Brokerage stocks can be a solid addition to a diversified portfolio because they tend to produce revenue no matter the broader economic conditions. These companies clearly benefit when the economy is growing because that growth leads to increased investing activity. But they also can benefit during times of market volatility, as that volatility often leads to increased trading activity as well.
Charles Schwab (SCHW 2.13%) and Interactive Brokers (IBKR 2.12%) are two brokerage stocks that can make an excellent addition to your portfolio today. they have a proven ability to produce income from the fees they collect on equity trades and from the interest income they receive for managing various loans and other services.
With the market back in a growth mode this month, these two brokerages stand to benefit even more. Here's why.
1. Charles Schwab
Charles Schwab provides customers with financial advisory, asset and wealth management, banking, and brokerage services. In 2019, Schwab acquired TD Ameritrade in an all-stock transaction that valued the broker at $26 billion. The acquisition was a significant move by Schwab, adding 12 million client accounts and $1.3 trillion in client assets.
Schwab struggled to maintain customer deposits throughout the Federal Reserve's interest rate-hiking campaign despite the acquisition. Since last year, the Fed began raising its benchmark interest rate from near-zero to an upper limit of 5.5%.
Schwab was slow to adjust to higher interest rates, and customers began pulling funds from their Schwab bank accounts to chase higher interest rates elsewhere, like in savings accounts or money market funds. The company calls this "client cash sorting" and had previously dealt with this during the Fed's previous rate hiking cycle between 2015 and 2019. Last year the company saw deposits decline by $115 billion, or 17% of its total deposit base.
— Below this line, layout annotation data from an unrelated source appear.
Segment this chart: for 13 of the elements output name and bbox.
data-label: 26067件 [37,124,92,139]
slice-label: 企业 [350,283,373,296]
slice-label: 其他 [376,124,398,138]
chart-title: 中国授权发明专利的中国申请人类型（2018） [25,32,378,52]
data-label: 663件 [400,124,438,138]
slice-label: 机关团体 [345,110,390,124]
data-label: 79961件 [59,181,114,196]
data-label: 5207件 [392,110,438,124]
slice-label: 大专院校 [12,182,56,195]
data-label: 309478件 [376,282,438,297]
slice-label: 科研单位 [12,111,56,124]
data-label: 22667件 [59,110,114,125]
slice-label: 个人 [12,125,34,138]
The deposit outflows resulted in a double downgrade by one analyst earlier this year. Then the failure of SVB Financial's Silicon Valley Bank in March had investors on edge, and they began to scrutinize financial firms that were seeing deposit outflows. Schwab stock took a short-term hit as a result, but it has since alleviated some of those fears. In the second quarter, Schwab's deposits declined 6% year over year, and the trends point to optimism that the outflows will slow down.
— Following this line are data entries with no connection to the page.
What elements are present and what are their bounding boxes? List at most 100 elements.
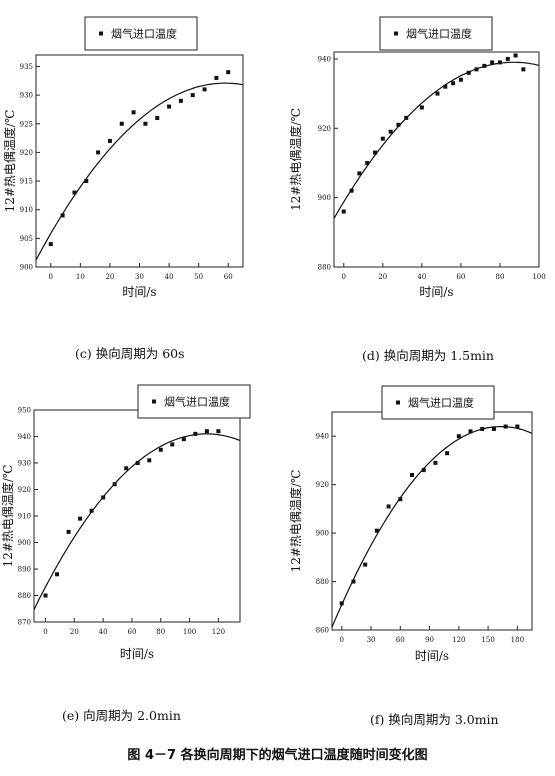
chart-caption: (e) 向周期为 2.0min — [62, 708, 181, 723]
y-tick-label: 900 — [20, 264, 33, 272]
x-tick-label: 80 — [495, 273, 504, 281]
y-tick-label: 860 — [316, 627, 329, 635]
x-axis-label: 时间/s — [419, 285, 453, 299]
x-tick-label: 20 — [70, 628, 79, 636]
data-point — [101, 495, 106, 500]
y-tick-label: 920 — [18, 486, 31, 494]
data-point — [341, 209, 346, 214]
x-tick-label: 60 — [396, 636, 405, 644]
data-point — [202, 87, 207, 92]
data-point — [55, 572, 60, 577]
legend-marker — [152, 399, 156, 404]
data-point — [349, 188, 354, 193]
data-point — [112, 482, 117, 487]
y-tick-label: 930 — [18, 460, 31, 468]
y-axis-label: 12#热电偶温度/℃ — [0, 465, 15, 568]
legend-marker — [394, 31, 398, 36]
x-tick-label: 90 — [425, 636, 434, 644]
x-tick-label: 100 — [532, 273, 545, 281]
x-tick-label: 50 — [194, 273, 203, 281]
data-point — [365, 160, 370, 165]
data-point — [119, 121, 124, 126]
legend-label: 烟气进口温度 — [164, 395, 230, 409]
data-point — [78, 516, 83, 521]
data-point — [513, 53, 518, 58]
data-point — [48, 242, 53, 247]
data-point — [490, 60, 495, 65]
legend-label: 烟气进口温度 — [406, 27, 472, 41]
y-axis-label: 12#热电偶温度/℃ — [2, 110, 17, 213]
plot-frame — [333, 51, 540, 268]
x-tick-label: 0 — [43, 628, 47, 636]
y-tick-label: 935 — [20, 63, 33, 71]
plot-frame — [35, 54, 244, 268]
fit-curve — [35, 82, 244, 261]
x-tick-label: 60 — [127, 628, 136, 636]
data-point — [396, 122, 401, 127]
x-axis-label: 时间/s — [415, 649, 449, 663]
x-tick-label: 30 — [135, 273, 144, 281]
legend-marker — [396, 400, 400, 405]
legend-box — [379, 16, 493, 51]
data-point — [66, 529, 71, 534]
y-tick-label: 940 — [318, 55, 331, 63]
data-point — [503, 424, 508, 429]
legend-box — [381, 385, 495, 420]
x-tick-label: 0 — [342, 273, 346, 281]
data-point — [216, 429, 221, 434]
data-point — [404, 115, 409, 120]
data-point — [181, 437, 186, 442]
data-point — [158, 447, 163, 452]
data-point — [226, 70, 231, 75]
data-point — [178, 98, 183, 103]
y-tick-label: 880 — [316, 578, 329, 586]
data-point — [466, 70, 471, 75]
y-tick-label: 870 — [18, 619, 31, 627]
data-point — [456, 434, 461, 439]
x-tick-label: 20 — [378, 273, 387, 281]
y-tick-label: 880 — [18, 592, 31, 600]
data-point — [147, 458, 152, 463]
legend-box — [137, 384, 251, 419]
x-tick-label: 180 — [511, 636, 524, 644]
data-point — [386, 504, 391, 509]
data-point — [491, 426, 496, 431]
x-tick-label: 60 — [456, 273, 465, 281]
y-tick-label: 890 — [18, 566, 31, 574]
x-tick-label: 120 — [212, 628, 225, 636]
data-point — [193, 431, 198, 436]
legend-label: 烟气进口温度 — [408, 396, 474, 410]
legend-marker — [99, 31, 103, 36]
y-tick-label: 900 — [318, 194, 331, 202]
fit-curve — [331, 426, 533, 628]
x-tick-label: 120 — [452, 636, 465, 644]
data-point — [445, 451, 450, 456]
y-tick-label: 910 — [20, 206, 33, 214]
data-point — [131, 110, 136, 115]
y-axis-label: 12#热电偶温度/℃ — [288, 108, 303, 211]
data-point — [515, 424, 520, 429]
data-point — [351, 579, 356, 584]
y-tick-label: 920 — [318, 125, 331, 133]
data-point — [124, 466, 129, 471]
y-tick-label: 910 — [18, 513, 31, 521]
data-point — [190, 93, 195, 98]
x-tick-label: 150 — [481, 636, 494, 644]
data-point — [170, 442, 175, 447]
data-point — [388, 129, 393, 134]
x-tick-label: 0 — [49, 273, 53, 281]
data-point — [497, 60, 502, 65]
data-point — [107, 138, 112, 143]
data-point — [521, 67, 526, 72]
data-point — [374, 528, 379, 533]
data-point — [410, 472, 414, 477]
data-point — [380, 136, 385, 141]
y-tick-label: 920 — [20, 149, 33, 157]
data-point — [43, 593, 48, 598]
data-point — [204, 429, 209, 434]
data-point — [482, 63, 487, 68]
data-point — [421, 468, 426, 473]
fit-curve — [33, 433, 241, 610]
data-point — [398, 497, 403, 502]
The trends also suggest things will improve from here. The Federal Reserve slowed its pace of interest rate increases, pausing them in June and raising them another 0.25% in July. Market participants predict this could be the last rate increase for a few months. According to CME Group's FedWatch Tool, markets predict the Fed will hold interest rates where they are until the first quarter of next year. Some market watchers are even suggesting a potential cut in interest rates as 2024 progresses.
Schwab stock has historically traded at a premium to peers because of its limited credit exposure and stellar profit margins. Worries about interest rates have the stock currently trading below its 10-year average price-to-sales ratio (P/S) and price-to-earnings ratio (P/E).
Charles Schwab did a solid job of navigating a challenging environment. With conditions improving and a relatively low valuation to its historical average, the broker looks like a solid value stock to buy today.
2. Interactive Brokers
While Charles Schwab has struggled to maintain client fund levels, Interactive Brokers has excelled. Interactive Brokers operates the largest electronic trading platform in the U.S. (based on daily average revenue trades). It brokers just about everything, including stocks, options, futures, futures options, foreign exchanges, bonds, mutual funds, and some cryptocurrencies.
An advantage it has over competitors is that Interactive Brokers pays clients some of the highest interest rates in the industry on uninvested cash held in accounts (the current rate is 4.58%). Over the past year, its total accounts have grown 19%, while customer equity has risen 24%.
In addition to higher interest rates, Interactive Brokers offers some of the lowest commissions in the industry. Many of Interactive Brokers' senior managers have a background in software engineering and focus on automating as much of its trading platform as possible. As a result, Interactive Brokers has high profit margins while paying higher interest rates and charging lower fees than competitors.
Interactive Brokers has achieved impressive growth. Since 2017, its clear customer accounts have grown from 483,000 to 2.29 million, a 374% increase. This, coupled with its high profit margins, has led to impressive growth for the broker over the last several years. Not only that, but the company trades at a reasonable valuation, with its P/E ratios trading below its 10-year average, making it another excellent brokerage stock to buy today.